Najwięcej nowych chorych jest z województw: śląskiego (142), wielkopolskiego (25), dolnośląskiego (16) i małopolskiego (14). Nie ma żadnych przypadków COVID-19 na Podlasiu.
Mamy 210 nowych i potwierdzonych przypadków zakażenia #koronawirus z województw: śląskiego (142), wielkopolskiego (25), dolnośląskiego (16), małopolskiego (14), opolskiego (5), pomorskiego (4), kujawsko-pomorskiego (3), zachodniopomorskiego (1).
— Ministerstwo Zdrowia (@MZ_GOV_PL) May 11, 2020
Liczba zakażonych koronawirusem: 16 206/803 (wszystkie pozytywne przypadki/w tym osoby zmarłe).
— Ministerstwo Zdrowia (@MZ_GOV_PL) May 11, 2020
Jeżeli oddzielilibyśmy Śląsk i zakażenia koronawirusem w kopalniach od przebiegu epidemii w Polsce, to mielibyśmy już tendencje spadkową - ocenił wczoraj minister zdrowia Łukasz Szumowski. Poinformował jednocześnie, że pierwszy raz w ciągu doby udało się wykonać 23,4 tys. testów.
Szef resortu zdrowia poinformował w Polsat News, że udało się pierwszy raz w ciągu 24 godzin wykonać 23,4 tys. testów na obecność koronawirusa. - Zła informacja jest taka, że mamy w tej chwili bardzo wiele dodatnich wyników u górników na Śląsku. Od kilku dni prowadzimy tam bardzo intensywna akcję, badając wszystkich górników - powiedział Szumowski.
Podkreślił, że ponad 97 proc. zakażonych w kopalniach przechodzi chorobę bezobjawowo. - Z jednej strony jest to bardzo dobre dla nich, z drugiej strony, niestety, jak są bezobjawowe przebiegi choroby, wtedy łatwiej nieświadomie zarazić innych - powiedział szef MZ.

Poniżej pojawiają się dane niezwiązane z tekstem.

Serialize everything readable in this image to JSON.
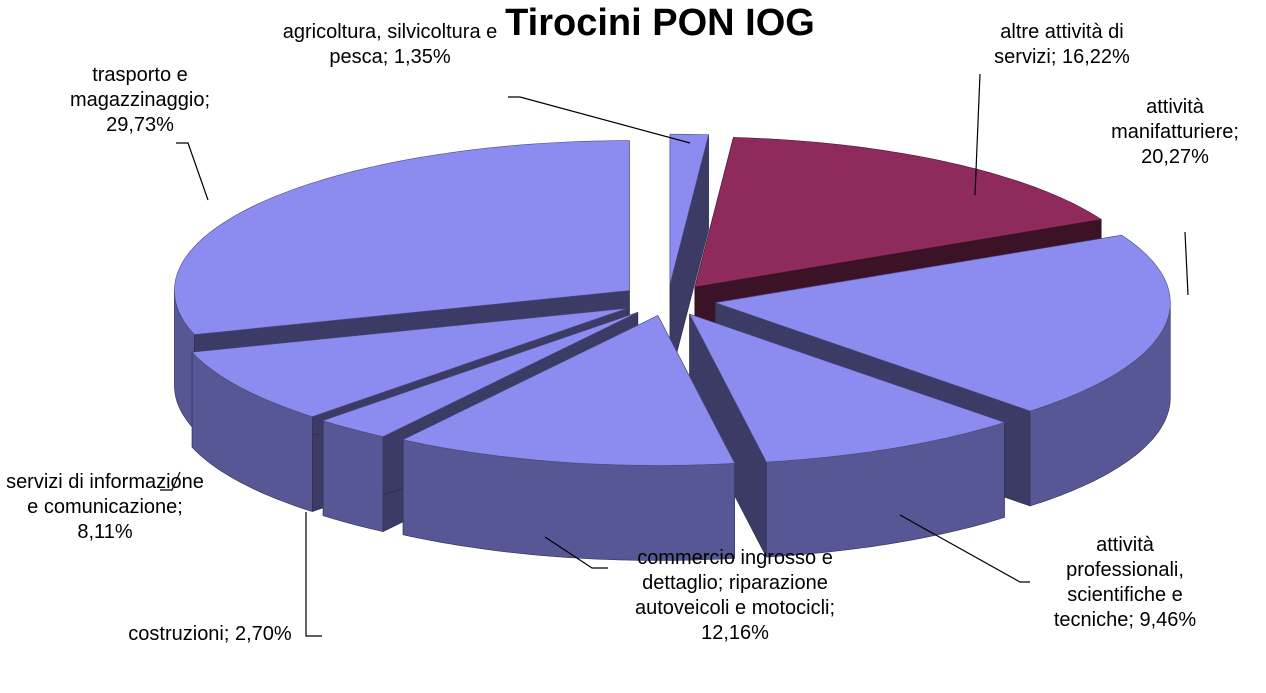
{
  "chart_data": {
    "type": "pie",
    "title": "Tirocini PON IOG",
    "categories": [
      "agricoltura, silvicoltura e pesca;",
      "altre attività di servizi;",
      "attività manifatturiere;",
      "attività professionali, scientifiche e tecniche;",
      "commercio ingrosso e dettaglio; riparazione autoveicoli e motocicli;",
      "costruzioni;",
      "servizi di informazione e comunicazione;",
      "trasporto e magazzinaggio;"
    ],
    "values": [
      1.35,
      16.22,
      20.27,
      9.46,
      12.16,
      2.7,
      8.11,
      29.73
    ],
    "value_labels": [
      "1,35%",
      "16,22%",
      "20,27%",
      "9,46%",
      "12,16%",
      "2,70%",
      "8,11%",
      "29,73%"
    ],
    "colors": [
      "#8c8cf0",
      "#8e2b5c",
      "#8c8cf0",
      "#8c8cf0",
      "#8c8cf0",
      "#8c8cf0",
      "#8c8cf0",
      "#8c8cf0"
    ]
  }
}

Wyjaśnił, że w kopalniach panują bardzo trudne warunki pracy, które powodują szybkie rozprzestrzenianie się wirusa. - Chcielibyśmy jak najszybciej zbadać chorych i pozwolić epidemii w Polsce przełamać się i zacząć wygasać - dodał minister.

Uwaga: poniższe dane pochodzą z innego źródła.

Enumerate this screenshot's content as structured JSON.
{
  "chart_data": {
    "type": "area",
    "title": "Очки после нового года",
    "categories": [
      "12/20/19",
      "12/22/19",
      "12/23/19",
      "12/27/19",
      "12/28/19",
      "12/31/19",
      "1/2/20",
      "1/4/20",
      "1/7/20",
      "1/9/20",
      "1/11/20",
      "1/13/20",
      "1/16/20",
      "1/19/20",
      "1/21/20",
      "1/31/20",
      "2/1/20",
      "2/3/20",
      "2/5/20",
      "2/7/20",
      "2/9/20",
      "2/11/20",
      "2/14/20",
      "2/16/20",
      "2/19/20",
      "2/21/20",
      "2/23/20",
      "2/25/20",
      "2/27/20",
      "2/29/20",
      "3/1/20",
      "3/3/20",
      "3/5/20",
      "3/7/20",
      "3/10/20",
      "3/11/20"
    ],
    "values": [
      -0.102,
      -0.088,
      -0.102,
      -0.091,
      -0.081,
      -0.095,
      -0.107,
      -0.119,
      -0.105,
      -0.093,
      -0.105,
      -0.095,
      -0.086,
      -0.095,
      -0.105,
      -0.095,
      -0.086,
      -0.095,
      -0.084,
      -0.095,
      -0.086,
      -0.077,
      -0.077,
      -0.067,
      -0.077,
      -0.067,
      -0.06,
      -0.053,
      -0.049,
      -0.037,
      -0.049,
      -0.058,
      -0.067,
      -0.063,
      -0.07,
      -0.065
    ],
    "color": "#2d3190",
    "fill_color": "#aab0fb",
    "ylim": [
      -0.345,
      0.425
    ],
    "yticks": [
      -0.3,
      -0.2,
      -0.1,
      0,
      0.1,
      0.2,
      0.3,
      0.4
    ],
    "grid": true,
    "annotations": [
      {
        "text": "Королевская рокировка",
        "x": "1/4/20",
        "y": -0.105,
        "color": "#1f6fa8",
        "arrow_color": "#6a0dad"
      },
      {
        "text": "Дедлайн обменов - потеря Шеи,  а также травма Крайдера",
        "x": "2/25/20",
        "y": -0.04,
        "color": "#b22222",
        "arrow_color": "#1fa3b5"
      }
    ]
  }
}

Zapewnił, że sytuacja jest na bieżąco monitorowana. Wskazał, że gdyby nie ogniska w kopalniach to na Śląsku mielibyśmy „tylko kilkanaście nowych osób chorych". - To pokazuje, jak dramatyczne są te duże ogniska - podkreślił.

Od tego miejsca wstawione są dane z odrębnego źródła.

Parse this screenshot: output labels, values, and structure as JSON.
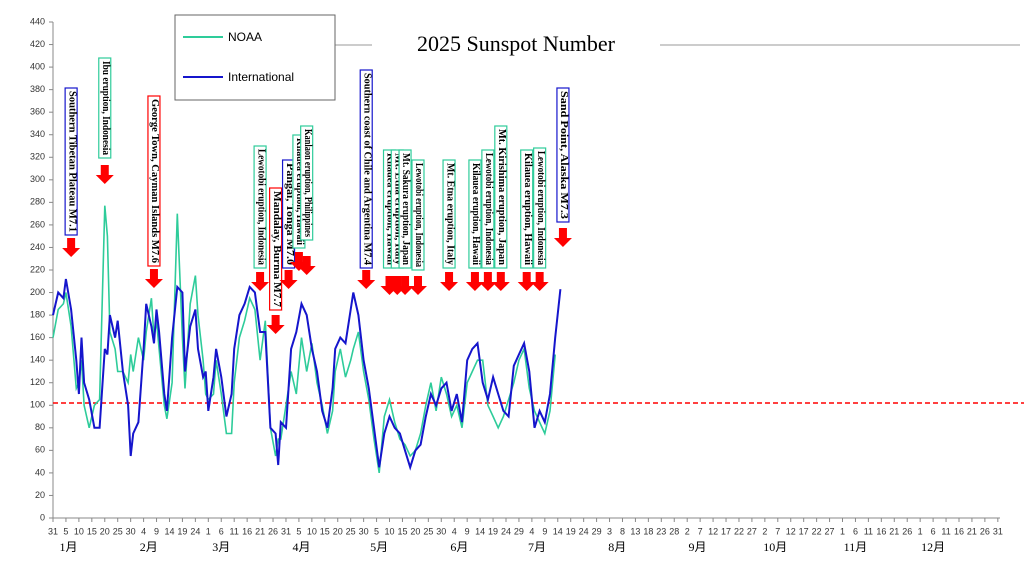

- Jeżeli byśmy oddzielili Śląsk i kopalnie od przebiegu epidemii w Polsce, to byśmy zaczęli mieć już tendencję spadkową. (...) Można powiedzieć, że gdzieś jest światełko w tunelu, ale musimy bardzo szybko i sprawnie działać na Śląsku, żeby ogniska te nie stały się źródłem zakażeń poziomych. Wtedy możemy spodziewać się, że ten wskaźnik R spadnie poniżej jedności i będziemy mogli powiedzieć, że epidemia powoli słabnie - ocenił Szumowski.